(NEW YORK) Wheat rose above US$10 a bushel for the first time, leading other grains and oilseeds higher in a food price spiral that threatens to derail global economic growth.
Chicago wheat futures jumped as much as 30 cents, or 3.1 per cent, to US$10.095 a bushel as dry weather threatened crops in Argentina, renewing concern that the world’s farmers may not be able to grow enough to meet rising demand for bread, pasta and livestock feed.
Rice also advanced to a record, while soybeans gained to the highest in 34 years and corn to a nine-month peak.
Kellogg Co, the largest US cereal maker, General Mills Inc, Nissin Food Products Co and Kikkoman Corp are among companies that have raised prices.
‘We are seeing a broad-based increase in cost pressures,’ Brian Redican, senior economist at Macquarie Group Ltd, said in an interview from Sydney yesterday. ‘The increase in soft commodity prices is really the next stage in that process.’
The price of wheat has more than doubled in the past year as adverse weather reduced output from Australia to the US and Canada.
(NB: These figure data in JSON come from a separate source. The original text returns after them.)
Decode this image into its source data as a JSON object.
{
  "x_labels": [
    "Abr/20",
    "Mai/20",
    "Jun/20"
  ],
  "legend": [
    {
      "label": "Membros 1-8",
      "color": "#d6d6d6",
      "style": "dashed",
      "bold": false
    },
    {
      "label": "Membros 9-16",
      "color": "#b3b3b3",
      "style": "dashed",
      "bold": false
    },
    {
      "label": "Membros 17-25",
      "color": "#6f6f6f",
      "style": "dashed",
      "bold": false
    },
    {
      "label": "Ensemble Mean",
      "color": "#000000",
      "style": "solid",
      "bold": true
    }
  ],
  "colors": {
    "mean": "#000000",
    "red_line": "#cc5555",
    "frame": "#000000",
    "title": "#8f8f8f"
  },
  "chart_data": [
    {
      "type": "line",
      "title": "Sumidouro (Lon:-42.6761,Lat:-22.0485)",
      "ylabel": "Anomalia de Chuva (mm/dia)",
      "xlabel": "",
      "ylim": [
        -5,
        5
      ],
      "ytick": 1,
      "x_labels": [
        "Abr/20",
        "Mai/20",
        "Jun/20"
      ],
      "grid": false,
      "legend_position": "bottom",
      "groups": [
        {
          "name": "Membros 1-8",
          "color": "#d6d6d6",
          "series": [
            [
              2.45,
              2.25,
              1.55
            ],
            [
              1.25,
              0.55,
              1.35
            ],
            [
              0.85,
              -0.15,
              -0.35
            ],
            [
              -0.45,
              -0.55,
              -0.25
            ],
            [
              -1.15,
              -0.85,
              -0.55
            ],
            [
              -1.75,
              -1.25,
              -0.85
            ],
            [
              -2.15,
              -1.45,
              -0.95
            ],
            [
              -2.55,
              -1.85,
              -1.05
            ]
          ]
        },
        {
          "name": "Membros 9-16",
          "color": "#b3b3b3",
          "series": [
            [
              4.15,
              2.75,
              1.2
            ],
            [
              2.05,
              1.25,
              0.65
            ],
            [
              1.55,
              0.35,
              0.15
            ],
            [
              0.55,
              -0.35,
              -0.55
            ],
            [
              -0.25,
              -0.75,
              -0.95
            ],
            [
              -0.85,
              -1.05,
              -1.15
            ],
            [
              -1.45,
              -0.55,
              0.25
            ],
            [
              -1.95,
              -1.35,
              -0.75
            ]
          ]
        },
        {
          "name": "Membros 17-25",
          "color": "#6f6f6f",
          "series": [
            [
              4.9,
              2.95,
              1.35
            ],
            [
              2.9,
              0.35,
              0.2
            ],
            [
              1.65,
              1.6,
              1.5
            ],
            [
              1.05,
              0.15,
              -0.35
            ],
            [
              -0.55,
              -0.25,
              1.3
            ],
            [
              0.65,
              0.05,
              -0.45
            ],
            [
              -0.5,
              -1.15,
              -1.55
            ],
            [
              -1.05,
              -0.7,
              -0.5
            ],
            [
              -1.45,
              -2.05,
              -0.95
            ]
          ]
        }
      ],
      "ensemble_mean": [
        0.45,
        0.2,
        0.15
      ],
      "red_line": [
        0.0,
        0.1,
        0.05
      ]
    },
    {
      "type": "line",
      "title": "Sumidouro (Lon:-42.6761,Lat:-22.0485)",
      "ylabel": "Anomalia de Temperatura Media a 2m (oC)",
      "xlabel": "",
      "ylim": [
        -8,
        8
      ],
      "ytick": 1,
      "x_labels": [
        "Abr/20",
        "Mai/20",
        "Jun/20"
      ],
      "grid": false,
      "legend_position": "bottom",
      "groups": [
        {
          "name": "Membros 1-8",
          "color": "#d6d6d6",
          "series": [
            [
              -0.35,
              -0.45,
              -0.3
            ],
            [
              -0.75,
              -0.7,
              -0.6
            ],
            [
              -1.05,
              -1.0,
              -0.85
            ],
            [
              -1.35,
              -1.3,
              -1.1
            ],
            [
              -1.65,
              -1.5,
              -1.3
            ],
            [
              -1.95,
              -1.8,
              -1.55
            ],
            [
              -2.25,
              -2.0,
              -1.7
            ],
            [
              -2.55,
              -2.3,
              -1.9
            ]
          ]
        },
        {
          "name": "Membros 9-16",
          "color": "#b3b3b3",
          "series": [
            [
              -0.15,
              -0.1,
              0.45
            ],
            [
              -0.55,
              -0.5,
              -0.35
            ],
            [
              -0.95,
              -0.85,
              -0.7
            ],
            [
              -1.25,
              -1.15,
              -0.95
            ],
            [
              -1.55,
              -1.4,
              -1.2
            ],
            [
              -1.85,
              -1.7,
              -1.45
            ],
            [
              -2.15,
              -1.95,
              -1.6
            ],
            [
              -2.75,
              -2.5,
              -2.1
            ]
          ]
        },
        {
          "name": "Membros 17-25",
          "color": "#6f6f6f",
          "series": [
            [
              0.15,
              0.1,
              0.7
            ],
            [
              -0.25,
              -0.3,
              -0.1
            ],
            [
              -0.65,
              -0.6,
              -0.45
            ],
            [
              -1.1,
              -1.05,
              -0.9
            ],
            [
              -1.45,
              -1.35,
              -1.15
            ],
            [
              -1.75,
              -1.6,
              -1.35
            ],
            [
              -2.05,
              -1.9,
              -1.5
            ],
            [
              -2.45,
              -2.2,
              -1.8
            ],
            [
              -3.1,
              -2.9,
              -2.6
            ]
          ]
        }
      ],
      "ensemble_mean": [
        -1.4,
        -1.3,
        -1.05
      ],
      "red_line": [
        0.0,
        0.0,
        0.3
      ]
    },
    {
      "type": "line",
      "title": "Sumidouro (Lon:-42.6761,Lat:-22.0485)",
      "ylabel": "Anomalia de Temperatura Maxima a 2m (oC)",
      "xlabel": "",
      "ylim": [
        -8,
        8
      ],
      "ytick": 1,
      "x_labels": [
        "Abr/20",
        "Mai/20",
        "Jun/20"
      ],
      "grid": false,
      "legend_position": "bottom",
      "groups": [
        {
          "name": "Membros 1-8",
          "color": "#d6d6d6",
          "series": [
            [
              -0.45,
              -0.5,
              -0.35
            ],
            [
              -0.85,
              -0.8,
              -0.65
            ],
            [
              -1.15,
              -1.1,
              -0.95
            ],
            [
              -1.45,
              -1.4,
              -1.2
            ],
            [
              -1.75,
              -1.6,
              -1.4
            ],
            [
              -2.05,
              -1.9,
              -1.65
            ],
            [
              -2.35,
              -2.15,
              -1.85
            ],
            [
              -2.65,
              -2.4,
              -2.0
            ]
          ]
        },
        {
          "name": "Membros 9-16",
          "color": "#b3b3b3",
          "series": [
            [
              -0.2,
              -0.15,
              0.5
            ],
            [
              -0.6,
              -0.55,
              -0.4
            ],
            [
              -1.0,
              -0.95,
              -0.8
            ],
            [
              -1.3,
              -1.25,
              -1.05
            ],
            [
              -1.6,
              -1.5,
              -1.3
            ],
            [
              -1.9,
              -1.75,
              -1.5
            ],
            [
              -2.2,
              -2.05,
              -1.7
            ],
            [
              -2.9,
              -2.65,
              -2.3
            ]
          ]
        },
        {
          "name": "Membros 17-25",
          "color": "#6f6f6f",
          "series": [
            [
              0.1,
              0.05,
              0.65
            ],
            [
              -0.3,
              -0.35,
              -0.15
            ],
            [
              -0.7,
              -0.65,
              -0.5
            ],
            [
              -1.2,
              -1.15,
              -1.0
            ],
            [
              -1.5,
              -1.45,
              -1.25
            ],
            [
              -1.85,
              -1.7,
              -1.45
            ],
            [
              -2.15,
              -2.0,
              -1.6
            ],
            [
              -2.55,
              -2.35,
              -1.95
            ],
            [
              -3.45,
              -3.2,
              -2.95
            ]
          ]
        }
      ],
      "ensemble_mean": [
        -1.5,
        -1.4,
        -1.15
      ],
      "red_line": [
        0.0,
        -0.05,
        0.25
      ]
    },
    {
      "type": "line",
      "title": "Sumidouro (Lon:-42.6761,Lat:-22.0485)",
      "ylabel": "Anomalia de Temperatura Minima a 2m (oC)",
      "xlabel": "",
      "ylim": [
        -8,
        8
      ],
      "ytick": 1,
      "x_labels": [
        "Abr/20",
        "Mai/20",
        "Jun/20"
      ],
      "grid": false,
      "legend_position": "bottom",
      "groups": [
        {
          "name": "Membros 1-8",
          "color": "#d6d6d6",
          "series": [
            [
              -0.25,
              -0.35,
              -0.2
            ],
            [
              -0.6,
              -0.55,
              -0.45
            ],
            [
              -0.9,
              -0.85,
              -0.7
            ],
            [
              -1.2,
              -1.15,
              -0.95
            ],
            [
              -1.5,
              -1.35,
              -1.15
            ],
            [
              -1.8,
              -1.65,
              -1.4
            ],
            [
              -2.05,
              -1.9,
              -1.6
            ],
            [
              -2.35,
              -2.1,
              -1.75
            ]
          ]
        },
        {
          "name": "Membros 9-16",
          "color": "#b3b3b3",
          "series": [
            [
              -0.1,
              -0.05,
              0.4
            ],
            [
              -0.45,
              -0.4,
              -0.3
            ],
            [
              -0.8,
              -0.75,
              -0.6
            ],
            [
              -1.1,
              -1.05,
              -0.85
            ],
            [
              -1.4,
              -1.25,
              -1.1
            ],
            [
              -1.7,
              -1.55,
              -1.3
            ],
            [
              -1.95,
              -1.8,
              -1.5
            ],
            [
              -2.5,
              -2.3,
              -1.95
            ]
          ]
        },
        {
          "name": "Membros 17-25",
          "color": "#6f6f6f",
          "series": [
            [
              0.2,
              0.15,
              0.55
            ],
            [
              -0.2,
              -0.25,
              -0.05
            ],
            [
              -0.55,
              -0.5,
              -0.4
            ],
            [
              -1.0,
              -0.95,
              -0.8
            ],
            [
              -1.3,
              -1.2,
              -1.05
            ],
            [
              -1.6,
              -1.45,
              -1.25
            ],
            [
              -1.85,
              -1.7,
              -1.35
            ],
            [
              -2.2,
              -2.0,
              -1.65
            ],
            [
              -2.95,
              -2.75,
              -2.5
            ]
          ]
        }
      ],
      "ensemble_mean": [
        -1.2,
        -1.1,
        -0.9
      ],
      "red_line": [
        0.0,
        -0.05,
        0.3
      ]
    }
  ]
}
Dry, warm weather may hurt yields in Argentina, the fourth-largest exporter, forecaster Meteorlogix LLC said on Dec 14.
‘Global supply is really tight at this time,’ Tobin Gorey, a commodity strategist at Commonwealth Bank of Australia, said by phone. ‘Saying there’s a near-term top in the price is a very dangerous thing to do.’
A smaller Argentine crop may reduce global wheat inventories that the US government says will drop 11 per cent by May 31 to 110.1 million metric tons.
Wheat for March delivery, the most-active contract, rose the exchange-imposed daily limit of 30 cents before trading at US$10.05 a bushel, up 2.6 per cent, in after-hours electronic trading on the Chicago Board of Trade on Friday.